Looking back over my previous posts, I found a couple of errors that need to be corrected:
PeterDonis said:
a curve going from t = 30 seconds on the Earth's worldline to t' = 30 seconds on the missile's worldline would be timelike, not spacelike. In fact it will be timelike for a missile traveling at any speed fairly close to that of light (off the top of my head I think all that's required is a gamma factor of 2, which requires a missile speed of 0.866c).
I was wrong here. If the Earth and the missile both set their clocks to zero when the missile is launched, then the two events "Earth clock reads 30 seconds" and "missile clock reads 30 seconds" (each event located on the appropriate worldline, Earth's or missile's) will *always* be spacelike separated. So I was wrong to say that a light pulse launched from Earth when Earth's clock reads 30 seconds could ever reach the missile before the missile's clock reads 30 seconds.
However, I was still correct in the original example (when I assumed the missile's speed was 0.99c) when I said a light pulse launched from Earth when Earth's clock reads 30 seconds would reach the missile before the missile hits Tau Ceti (at a distance of 12 light years in the Earth frame).
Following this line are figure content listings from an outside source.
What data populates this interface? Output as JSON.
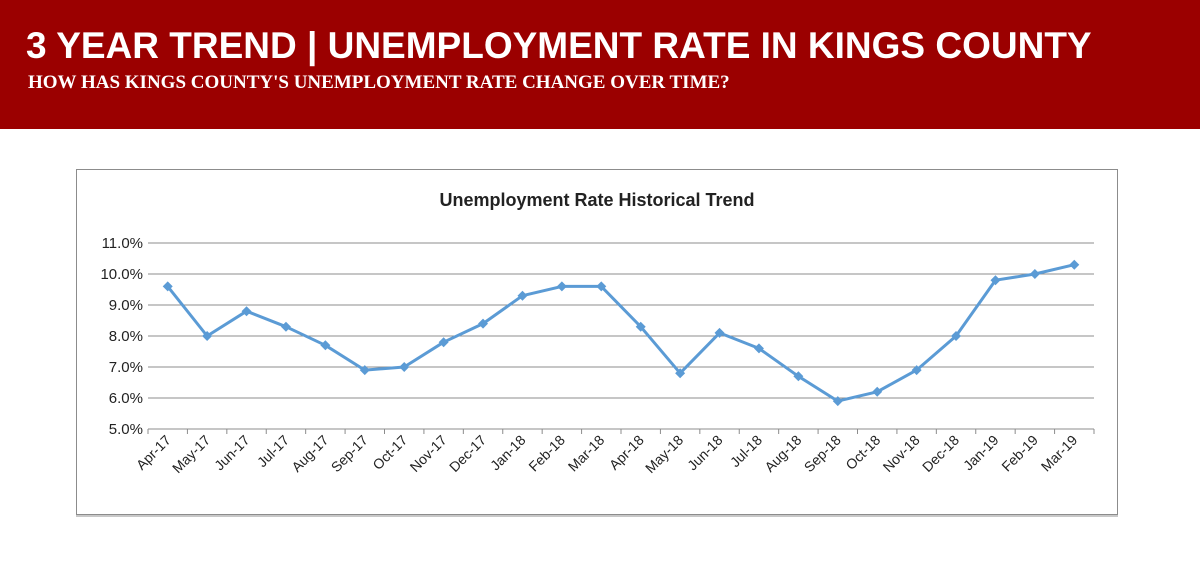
{
  "banner": {
    "title": "3 YEAR TREND | UNEMPLOYMENT RATE IN KINGS COUNTY",
    "subtitle": "HOW HAS KINGS COUNTY'S UNEMPLOYMENT RATE CHANGE OVER TIME?",
    "background_color": "#9b0000"
  },
  "chart_data": {
    "type": "line",
    "title": "Unemployment Rate Historical Trend",
    "xlabel": "",
    "ylabel": "",
    "categories": [
      "Apr-17",
      "May-17",
      "Jun-17",
      "Jul-17",
      "Aug-17",
      "Sep-17",
      "Oct-17",
      "Nov-17",
      "Dec-17",
      "Jan-18",
      "Feb-18",
      "Mar-18",
      "Apr-18",
      "May-18",
      "Jun-18",
      "Jul-18",
      "Aug-18",
      "Sep-18",
      "Oct-18",
      "Nov-18",
      "Dec-18",
      "Jan-19",
      "Feb-19",
      "Mar-19"
    ],
    "series": [
      {
        "values": [
          9.6,
          8.0,
          8.8,
          8.3,
          7.7,
          6.9,
          7.0,
          7.8,
          8.4,
          9.3,
          9.6,
          9.6,
          8.3,
          6.8,
          8.1,
          7.6,
          6.7,
          5.9,
          6.2,
          6.9,
          8.0,
          9.8,
          10.0,
          10.3
        ],
        "color": "#5b9bd5"
      }
    ],
    "ylim": [
      5.0,
      11.0
    ],
    "yticks": [
      "5.0%",
      "6.0%",
      "7.0%",
      "8.0%",
      "9.0%",
      "10.0%",
      "11.0%"
    ],
    "grid": true,
    "legend": "none",
    "markers": "diamond"
  }
}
That's because if the missile's speed is 0.99c, the missile will take a lot longer than 30 seconds, by its own clock, to reach Tau Ceti. That is, I was wrong to assume that the missile's time of flight, by the missile's own clock, would be only 2 seconds if the missile's speed was 0.99c.
So I also got this wrong:
PeterDonis said:
in the missile's frame, the time between launch and the President issuing the order is *much* less than 30 seconds; in fact it's 30 seconds divided by the time dilation factor, which is something like 10^8)
The time dilation factor for v = 0.99c is only about 7, so the time between launch and the President issuing the recall order, in the missile's frame, is 30/7 seconds, or about 4.3 seconds. That doesn't change the rest of my conclusions; the light pulse will still catch the missile well before it reaches Tau Ceti (since, as I said, that result is an invariant and I derived it in the Earth frame without using any values in the missile frame). The missile's time of flight, by its own clock, will be the time of flight by Earth's clock, 12/.99 years, divided by gamma = 7, or about 1.7 years; and 4.3 seconds is still *much* shorter than that, so in the missile's frame, Earth is still much closer than Tau Ceti when the light pulse is launched.